As suggested in several answers to this question:
What is the name of this locking technique?
I implemented a ReentrantReadWriteLock and saw a great speedup (I knew there was some lock contention in one my class and using a reentrant lock did help speed things up).
But now I am wondering: if inside a class all access (both reads and writes) are done by first locking either a read-lock or a write-lock, does it mean the synchronized keyword shouldn't be used anymore in that class?

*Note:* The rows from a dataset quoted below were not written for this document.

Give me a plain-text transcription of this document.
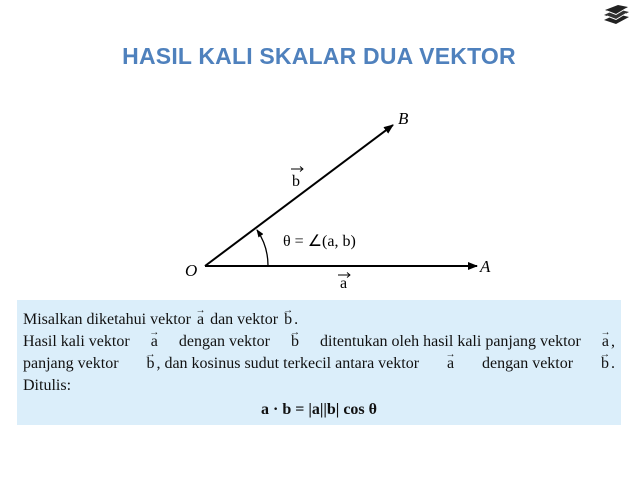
HASIL KALI SKALAR DUA VEKTOR
O	A
B
a
b
θ = ∠(a, b)
Misalkan diketahui vektor → a dan vektor → b .
Hasil kali vektor → a dengan vektor → b ditentukan oleh hasil kali panjang vektor → a ,
panjang vektor → b , dan kosinus sudut terkecil antara vektor → a dengan vektor → b .
Ditulis:
a · b = |a||b| cos θ
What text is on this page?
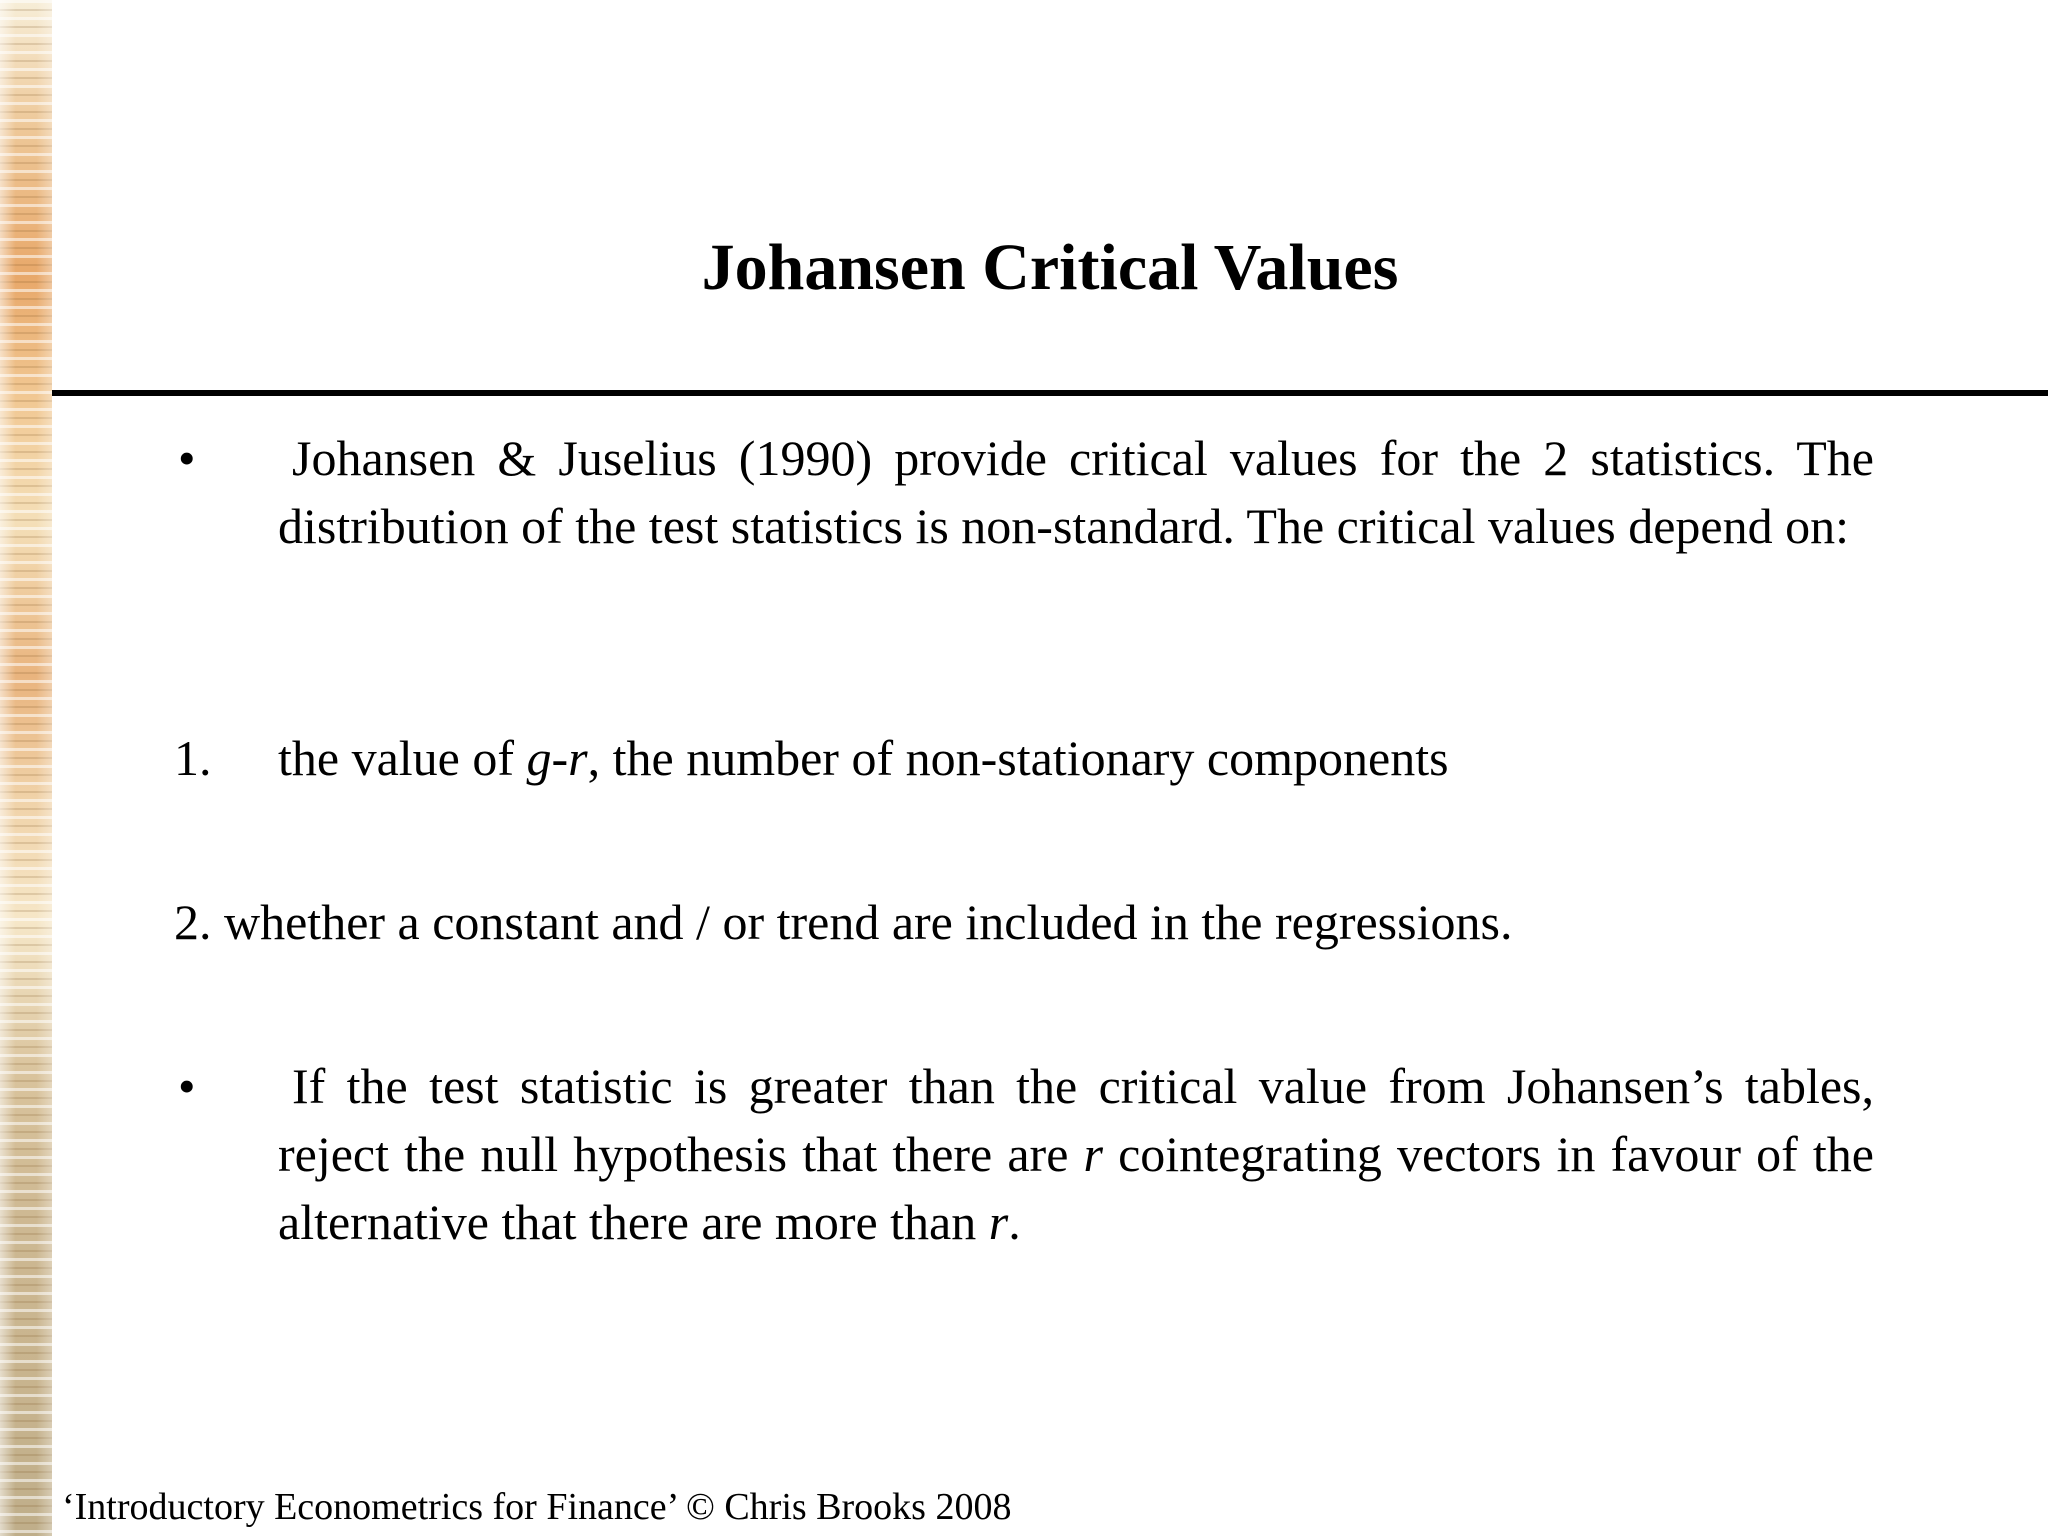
Johansen Critical Values
• Johansen & Juselius (1990) provide critical values for the 2 statistics. The distribution of the test statistics is non-standard. The critical values depend on:
1. the value of g-r, the number of non-stationary components
2. whether a constant and / or trend are included in the regressions.
• If the test statistic is greater than the critical value from Johansen’s tables, reject the null hypothesis that there are r cointegrating vectors in favour of the alternative that there are more than r.
‘Introductory Econometrics for Finance’ © Chris Brooks 2008
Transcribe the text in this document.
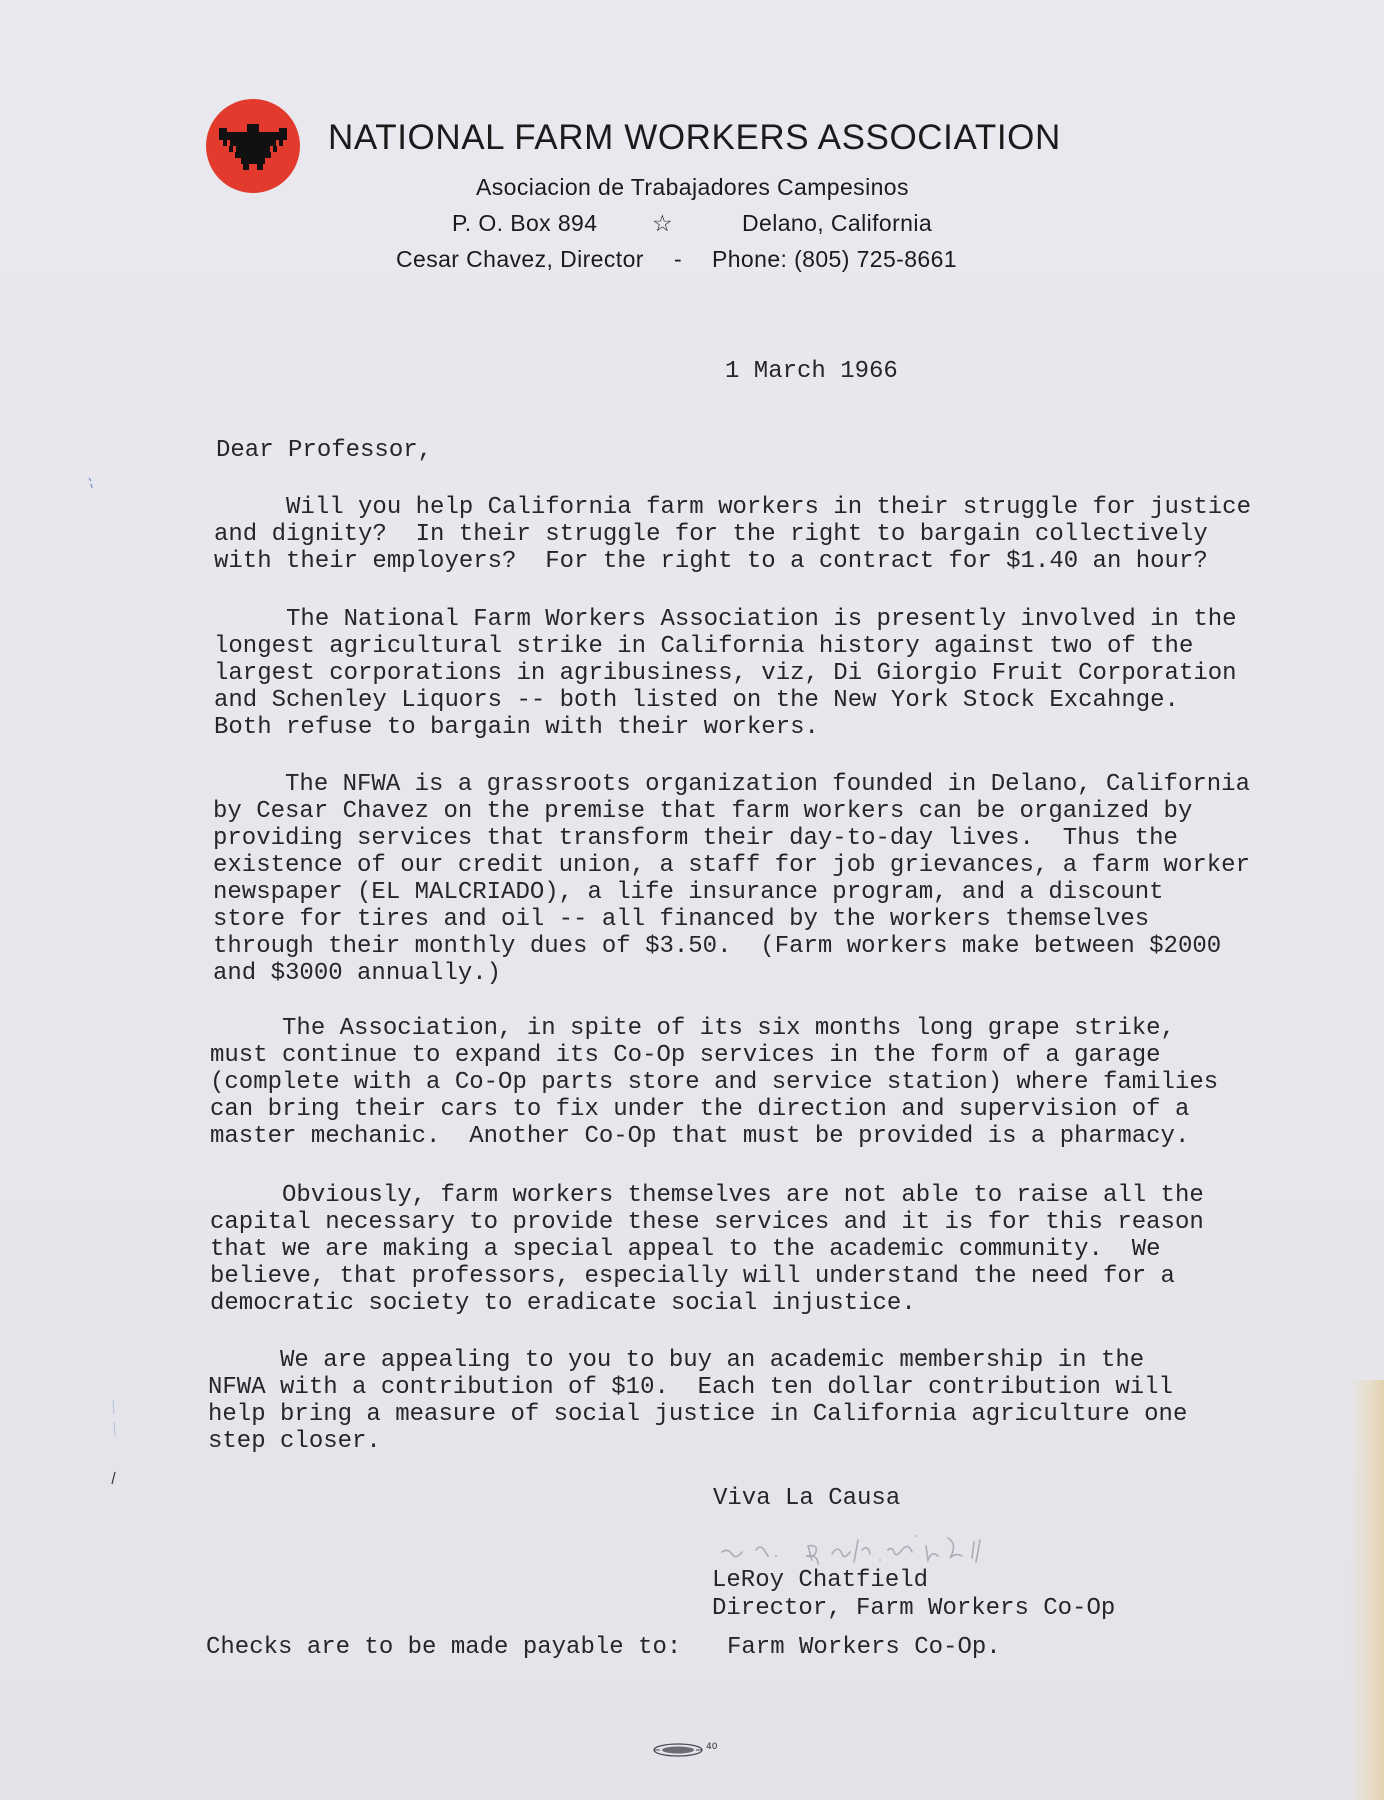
NATIONAL FARM WORKERS ASSOCIATION
Asociacion de Trabajadores Campesinos
P. O. Box 894 ☆	Delano, California
Cesar Chavez, Director - Phone: (805) 725-8661
1 March 1966
Dear Professor,

Will you help California farm workers in their struggle for justice

and dignity?  In their struggle for the right to bargain collectively

with their employers?  For the right to a contract for $1.40 an hour?

The National Farm Workers Association is presently involved in the

longest agricultural strike in California history against two of the

largest corporations in agribusiness, viz, Di Giorgio Fruit Corporation

and Schenley Liquors -- both listed on the New York Stock Excahnge.

Both refuse to bargain with their workers.

The NFWA is a grassroots organization founded in Delano, California

by Cesar Chavez on the premise that farm workers can be organized by

providing services that transform their day-to-day lives.  Thus the

existence of our credit union, a staff for job grievances, a farm worker

newspaper (EL MALCRIADO), a life insurance program, and a discount

store for tires and oil -- all financed by the workers themselves

through their monthly dues of $3.50.  (Farm workers make between $2000

and $3000 annually.)

The Association, in spite of its six months long grape strike,

must continue to expand its Co-Op services in the form of a garage

(complete with a Co-Op parts store and service station) where families

can bring their cars to fix under the direction and supervision of a

master mechanic.  Another Co-Op that must be provided is a pharmacy.

Obviously, farm workers themselves are not able to raise all the

capital necessary to provide these services and it is for this reason

that we are making a special appeal to the academic community.  We

believe, that professors, especially will understand the need for a

democratic society to eradicate social injustice.

We are appealing to you to buy an academic membership in the

NFWA with a contribution of $10.  Each ten dollar contribution will

help bring a measure of social justice in California agriculture one

step closer.

Viva La Causa
LeRoy Chatfield
Director, Farm Workers Co-Op
Checks are to be made payable to: Farm Workers Co-Op.
40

For example, here's one official Java 1.6 example found at http://docs.oracle.com/javase/6/docs/api/java/util/concurrent/locks/ReentrantReadWriteLock.html
class RWDictionary {
private final Map<String, Data> m = new TreeMap<String, Data>();
private final ReentrantReadWriteLock rwl = new ReentrantReadWriteLock();
private final Lock r = rwl.readLock();
private final Lock w = rwl.writeLock();
public Data get(String key) {
r.lock();
try { return m.get(key); }
finally { r.unlock(); }
}
public String[] allKeys() {
r.lock();
try { return m.keySet().toArray(); }
finally { r.unlock(); }
}
public Data put(String key, Data value) {
w.lock();
try { return m.put(key, value); }
finally { w.unlock(); }
}
public void clear() {
w.lock();
try { m.clear(); }
finally { w.unlock(); }
}
}
There's no synchronize keyword.
Now I realize that one of the point of such locks is to be faster than other methods (in this case faster than synchronize) but what is the technical explanation behind this?
Does the use of a read-write lock in a class in every get/update method "replace" the synchronize keyword for these methods?